InvestorZclub is recommending a buy on dips on Hindalco Industries in the region of Rs.130 to 135 for 1 year target return of at least 30%. Some of strong reasons for the recommendation are:
1. Trading at discount to current year FY 2012 Book Value. The FY-12 book value for the stock is expected to be Rs.165 while FY-13 book value should be at least Rs.175. The PE ratio for the current year is around 12 times.
2. The European subsidiary - Novelis which is cash positive but reports loss on net level is selling its loss making foil business in three countries which could bring it to green next year provided aluminium prices are supportive.
3. Copper inventory level in LME warehouses are at very low levels which should keep copper prices buoyant (See the charts below). Hindalco Industries is India's largest copper producer and produces around 3,40,000 tonnes of copper every year.
4. The US economy is showing very strong signs of pick up which should keep commodities buoyant while the news of china slowdown seems to be discounted in the metal prices specially aluminium which is down 20% since the start of 2012.

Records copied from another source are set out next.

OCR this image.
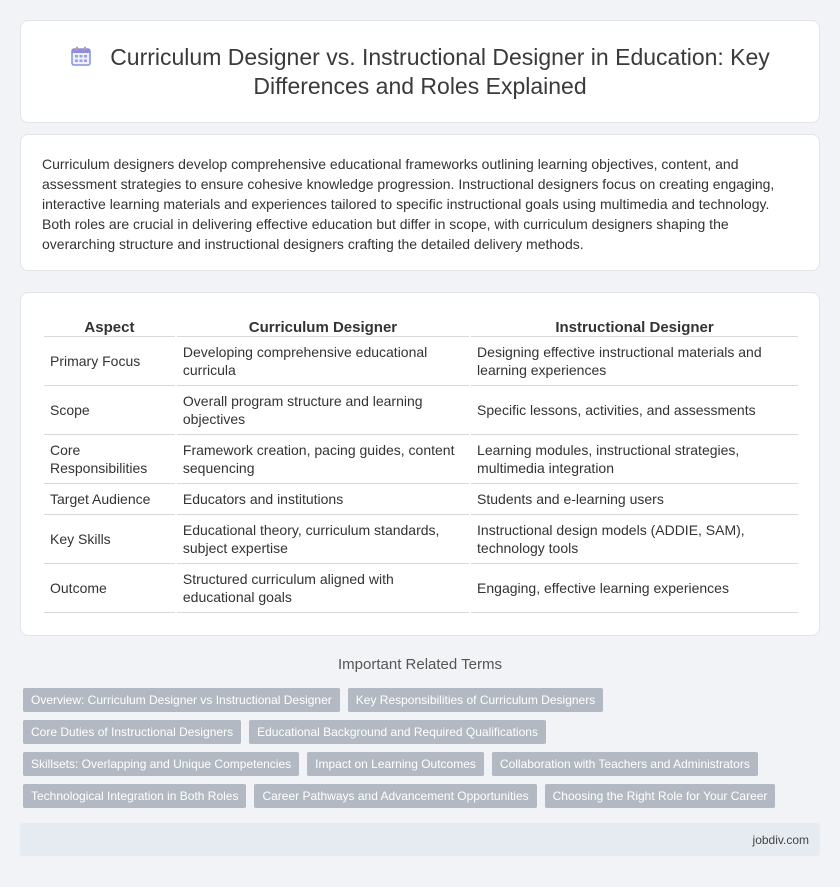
Curriculum Designer vs. Instructional Designer in Education: Key Differences and Roles Explained

Curriculum designers develop comprehensive educational frameworks outlining learning objectives, content, and assessment strategies to ensure cohesive knowledge progression. Instructional designers focus on creating engaging, interactive learning materials and experiences tailored to specific instructional goals using multimedia and technology. Both roles are crucial in delivering effective education but differ in scope, with curriculum designers shaping the overarching structure and instructional designers crafting the detailed delivery methods.

Aspect	Curriculum Designer	Instructional Designer
Primary Focus	Developing comprehensive educational curricula	Designing effective instructional materials and learning experiences
Scope	Overall program structure and learning objectives	Specific lessons, activities, and assessments
Core Responsibilities	Framework creation, pacing guides, content sequencing	Learning modules, instructional strategies, multimedia integration
Target Audience	Educators and institutions	Students and e-learning users
Key Skills	Educational theory, curriculum standards, subject expertise	Instructional design models (ADDIE, SAM), technology tools
Outcome	Structured curriculum aligned with educational goals	Engaging, effective learning experiences
Important Related Terms
Overview: Curriculum Designer vs Instructional Designer	Key Responsibilities of Curriculum Designers
Core Duties of Instructional Designers	Educational Background and Required Qualifications
Skillsets: Overlapping and Unique Competencies	Impact on Learning Outcomes	Collaboration with Teachers and Administrators
Technological Integration in Both Roles	Career Pathways and Advancement Opportunities	Choosing the Right Role for Your Career
jobdiv.com
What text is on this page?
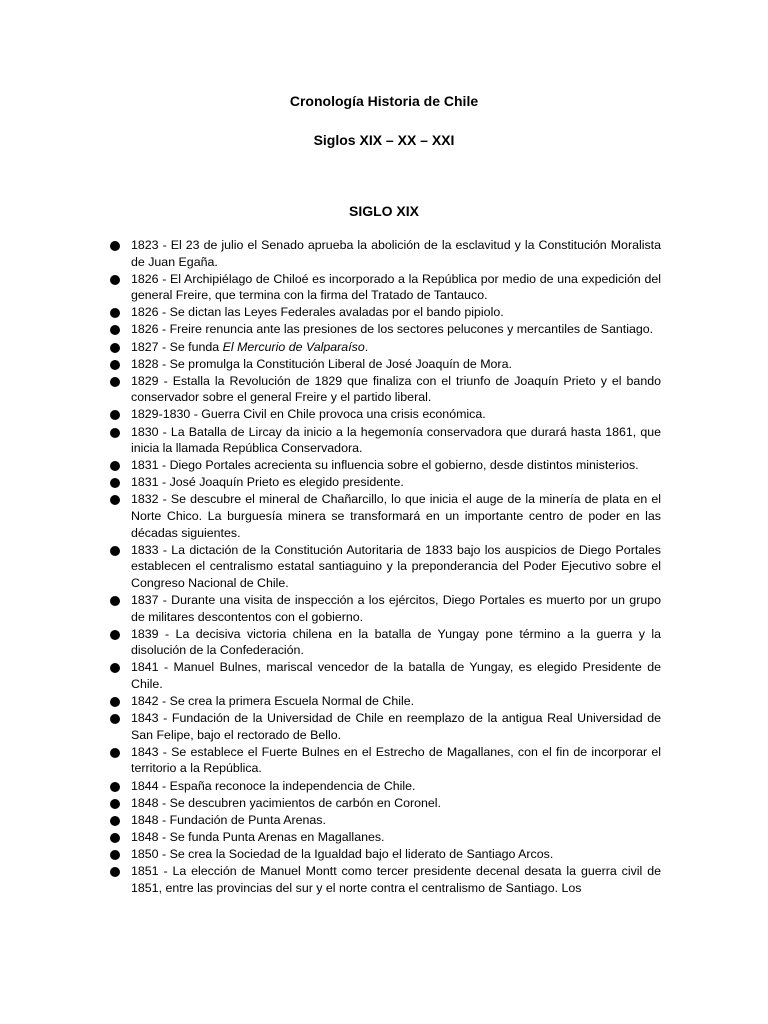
Cronología Historia de Chile
Siglos XIX – XX – XXI
SIGLO XIX
1823 - El 23 de julio el Senado aprueba la abolición de la esclavitud y la Constitución Moralista de Juan Egaña.
1826 - El Archipiélago de Chiloé es incorporado a la República por medio de una expedición del general Freire, que termina con la firma del Tratado de Tantauco.
1826 - Se dictan las Leyes Federales avaladas por el bando pipiolo.
1826 - Freire renuncia ante las presiones de los sectores pelucones y mercantiles de Santiago.
1827 - Se funda El Mercurio de Valparaíso.
1828 - Se promulga la Constitución Liberal de José Joaquín de Mora.
1829 - Estalla la Revolución de 1829 que finaliza con el triunfo de Joaquín Prieto y el bando conservador sobre el general Freire y el partido liberal.
1829-1830 - Guerra Civil en Chile provoca una crisis económica.
1830 - La Batalla de Lircay da inicio a la hegemonía conservadora que durará hasta 1861, que inicia la llamada República Conservadora.
1831 - Diego Portales acrecienta su influencia sobre el gobierno, desde distintos ministerios.
1831 - José Joaquín Prieto es elegido presidente.
1832 - Se descubre el mineral de Chañarcillo, lo que inicia el auge de la minería de plata en el Norte Chico. La burguesía minera se transformará en un importante centro de poder en las décadas siguientes.
1833 - La dictación de la Constitución Autoritaria de 1833 bajo los auspicios de Diego Portales establecen el centralismo estatal santiaguino y la preponderancia del Poder Ejecutivo sobre el Congreso Nacional de Chile.
1837 - Durante una visita de inspección a los ejércitos, Diego Portales es muerto por un grupo de militares descontentos con el gobierno.
1839 - La decisiva victoria chilena en la batalla de Yungay pone término a la guerra y la disolución de la Confederación.
1841 - Manuel Bulnes, mariscal vencedor de la batalla de Yungay, es elegido Presidente de Chile.
1842 - Se crea la primera Escuela Normal de Chile.
1843 - Fundación de la Universidad de Chile en reemplazo de la antigua Real Universidad de San Felipe, bajo el rectorado de Bello.
1843 - Se establece el Fuerte Bulnes en el Estrecho de Magallanes, con el fin de incorporar el territorio a la República.
1844 - España reconoce la independencia de Chile.
1848 - Se descubren yacimientos de carbón en Coronel.
1848 - Fundación de Punta Arenas.
1848 - Se funda Punta Arenas en Magallanes.
1850 - Se crea la Sociedad de la Igualdad bajo el liderato de Santiago Arcos.
1851 - La elección de Manuel Montt como tercer presidente decenal desata la guerra civil de 1851, entre las provincias del sur y el norte contra el centralismo de Santiago. Los
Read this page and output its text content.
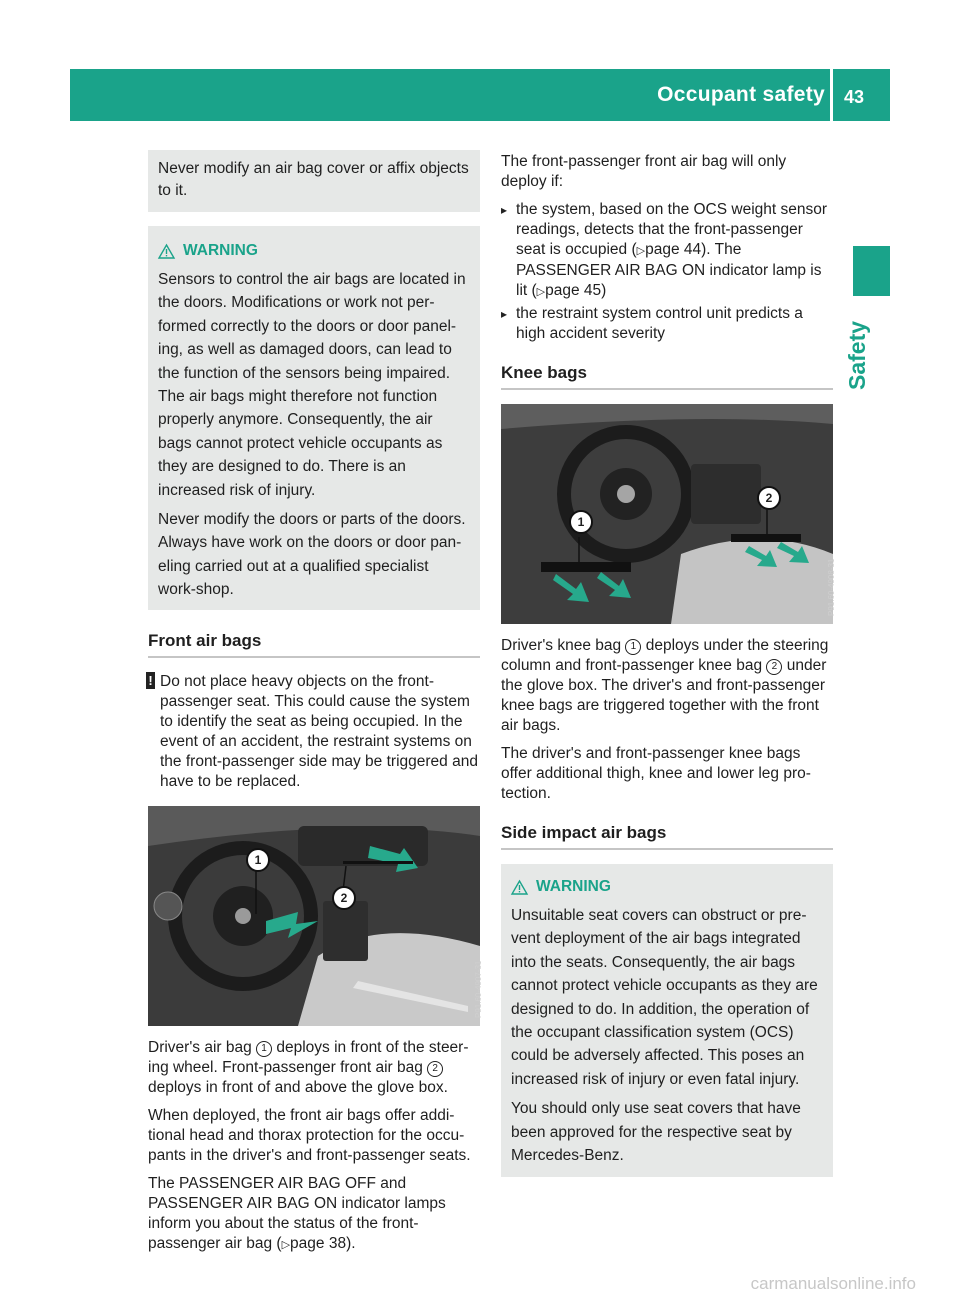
Occupant safety 43
Safety

Never modify an air bag cover or affix objects to it.

WARNING

Sensors to control the air bags are located in the doors. Modifications or work not per-formed correctly to the doors or door panel-ing, as well as damaged doors, can lead to the function of the sensors being impaired. The air bags might therefore not function properly anymore. Consequently, the air bags cannot protect vehicle occupants as they are designed to do. There is an increased risk of injury.

Never modify the doors or parts of the doors. Always have work on the doors or door pan-eling carried out at a qualified specialist work-shop.

Front air bags
! Do not place heavy objects on the front-passenger seat. This could cause the system to identify the seat as being occupied. In the event of an accident, the restraint systems on the front-passenger side may be triggered and have to be replaced.
1
2
P91.60-4907-31

Driver's air bag 1 deploys in front of the steer-ing wheel. Front-passenger front air bag 2 deploys in front of and above the glove box.

When deployed, the front air bags offer addi-tional head and thorax protection for the occu-pants in the driver's and front-passenger seats.

The PASSENGER AIR BAG OFF and PASSENGER AIR BAG ON indicator lamps inform you about the status of the front-passenger air bag (▷page 38).

The front-passenger front air bag will only deploy if:

▸ the system, based on the OCS weight sensor readings, detects that the front-passenger seat is occupied (▷page 44). The PASSENGER AIR BAG ON indicator lamp is lit (▷page 45)
▸ the restraint system control unit predicts a high accident severity
Knee bags
1
2
P91.60-4908-31

Driver's knee bag 1 deploys under the steering column and front-passenger knee bag 2 under the glove box. The driver's and front-passenger knee bags are triggered together with the front air bags.

The driver's and front-passenger knee bags offer additional thigh, knee and lower leg pro-tection.

Side impact air bags
WARNING

Unsuitable seat covers can obstruct or pre-vent deployment of the air bags integrated into the seats. Consequently, the air bags cannot protect vehicle occupants as they are designed to do. In addition, the operation of the occupant classification system (OCS) could be adversely affected. This poses an increased risk of injury or even fatal injury.

You should only use seat covers that have been approved for the respective seat by Mercedes-Benz.

carmanualsonline.info
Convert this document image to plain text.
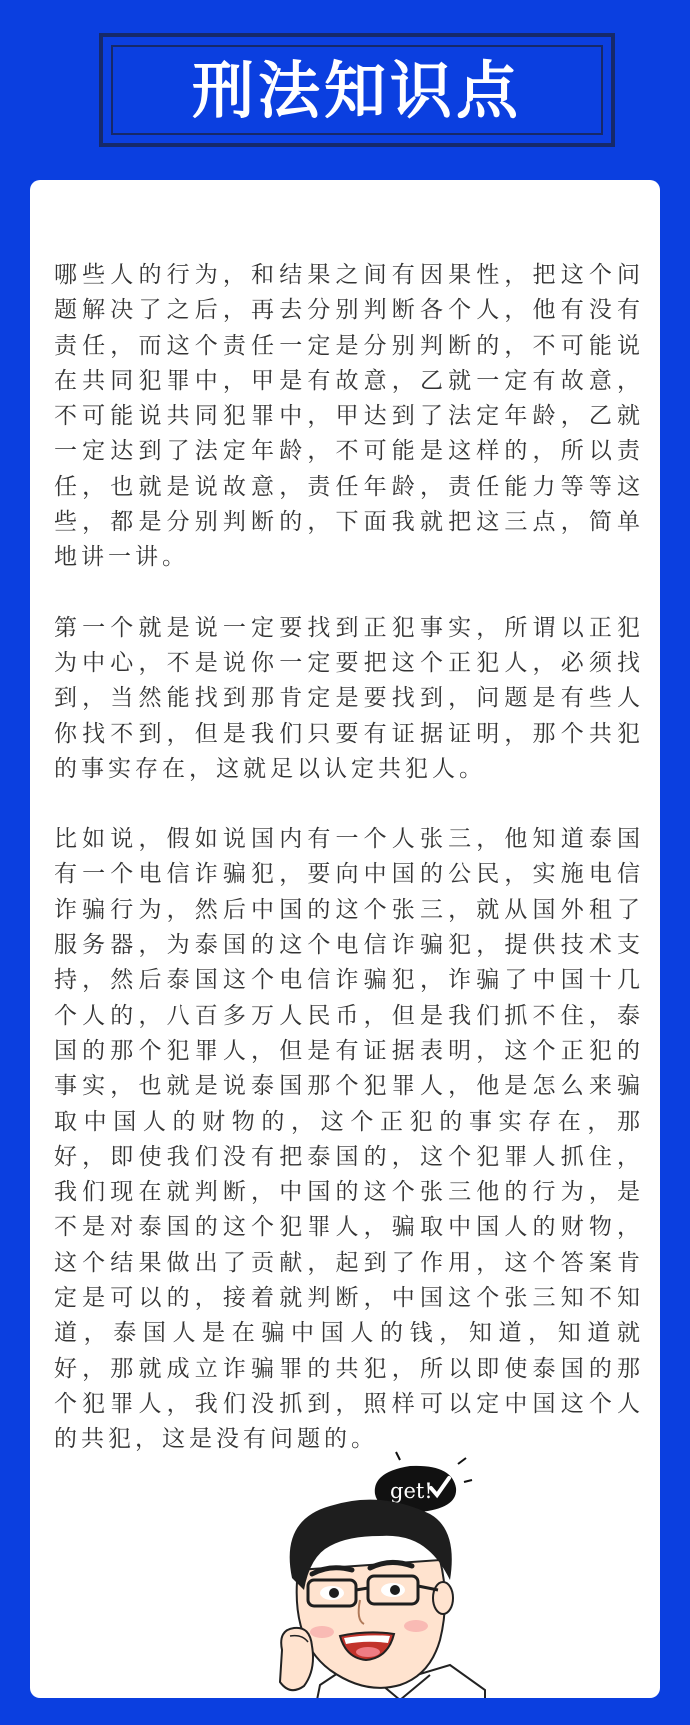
刑法知识点

哪些人的行为，和结果之间有因果性，把这个问题解决了之后，再去分别判断各个人，他有没有责任，而这个责任一定是分别判断的，不可能说在共同犯罪中，甲是有故意，乙就一定有故意，不可能说共同犯罪中，甲达到了法定年龄，乙就一定达到了法定年龄，不可能是这样的，所以责任，也就是说故意，责任年龄，责任能力等等这些，都是分别判断的，下面我就把这三点，简单地讲一讲。

第一个就是说一定要找到正犯事实，所谓以正犯为中心，不是说你一定要把这个正犯人，必须找到，当然能找到那肯定是要找到，问题是有些人你找不到，但是我们只要有证据证明，那个共犯的事实存在，这就足以认定共犯人。

比如说，假如说国内有一个人张三，他知道泰国有一个电信诈骗犯，要向中国的公民，实施电信诈骗行为，然后中国的这个张三，就从国外租了服务器，为泰国的这个电信诈骗犯，提供技术支持，然后泰国这个电信诈骗犯，诈骗了中国十几个人的，八百多万人民币，但是我们抓不住，泰国的那个犯罪人，但是有证据表明，这个正犯的事实，也就是说泰国那个犯罪人，他是怎么来骗取中国人的财物的，这个正犯的事实存在，那好，即使我们没有把泰国的，这个犯罪人抓住，我们现在就判断，中国的这个张三他的行为，是不是对泰国的这个犯罪人，骗取中国人的财物，这个结果做出了贡献，起到了作用，这个答案肯定是可以的，接着就判断，中国这个张三知不知道，泰国人是在骗中国人的钱，知道，知道就好，那就成立诈骗罪的共犯，所以即使泰国的那个犯罪人，我们没抓到，照样可以定中国这个人的共犯，这是没有问题的。

get!
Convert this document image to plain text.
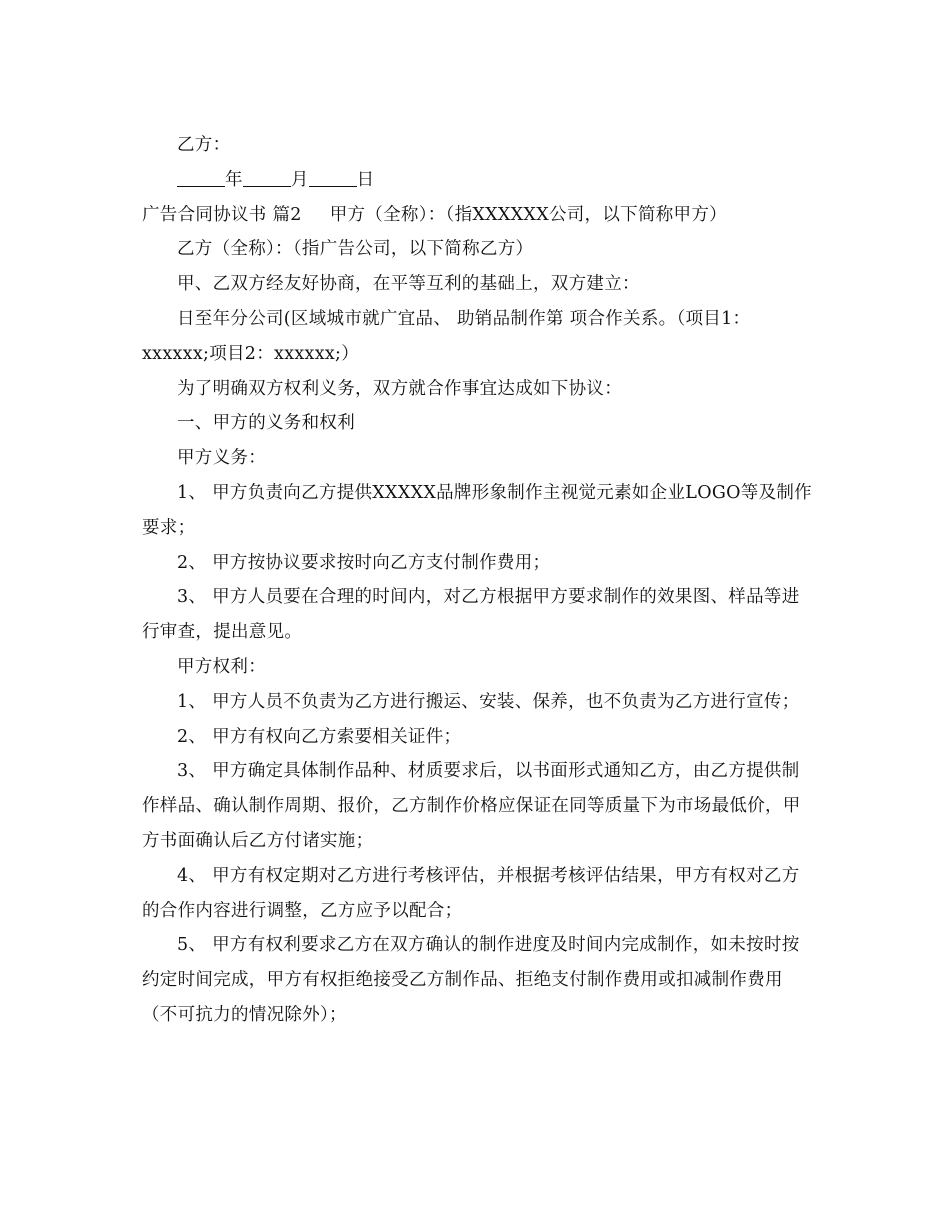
乙方：

年	月	日

广告合同协议书 篇2 甲方（全称）：（指XXXXXX公司，以下简称甲方）

乙方（全称）：（指广告公司，以下简称乙方）

甲、乙双方经友好协商，在平等互利的基础上，双方建立：

日至年分公司(区域城市就广宜品、 助销品制作第 项合作关系。（项目1：

xxxxxx;项目2：xxxxxx;）

为了明确双方权利义务，双方就合作事宜达成如下协议：

一、甲方的义务和权利

甲方义务：

1、 甲方负责向乙方提供XXXXX品牌形象制作主视觉元素如企业LOGO等及制作要求；

2、 甲方按协议要求按时向乙方支付制作费用；

3、 甲方人员要在合理的时间内，对乙方根据甲方要求制作的效果图、样品等进行审查，提出意见。

甲方权利：

1、 甲方人员不负责为乙方进行搬运、安装、保养，也不负责为乙方进行宣传；

2、 甲方有权向乙方索要相关证件；

3、 甲方确定具体制作品种、材质要求后，以书面形式通知乙方，由乙方提供制作样品、确认制作周期、报价，乙方制作价格应保证在同等质量下为市场最低价，甲方书面确认后乙方付诸实施；

4、 甲方有权定期对乙方进行考核评估，并根据考核评估结果，甲方有权对乙方的合作内容进行调整，乙方应予以配合；

5、 甲方有权利要求乙方在双方确认的制作进度及时间内完成制作，如未按时按约定时间完成，甲方有权拒绝接受乙方制作品、拒绝支付制作费用或扣减制作费用（不可抗力的情况除外）；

5. The stock seems to be taking strong support in 125 - 130 region. 52 week high low for the stock is 224 / 111.
Couple of concerns and risks ahead for the stock and the company are:
1. High Aluminium inventory levels in LME warehouses (See the charts below) could put further pressure on Aluminium which could in turn affect the company's profitability going forward. But better than expected recovery in US and rate cycle reversal in India, which could in turn increase demand for cars (large consumer of Aluminium), should help in supporting the price which is already down 20% since Jan 2012.
2. Sudden problem in European region could affect the demand for the products that Novelis make. As a result of which the numbers might turn bad for Hindalco Industries on consolidated basis.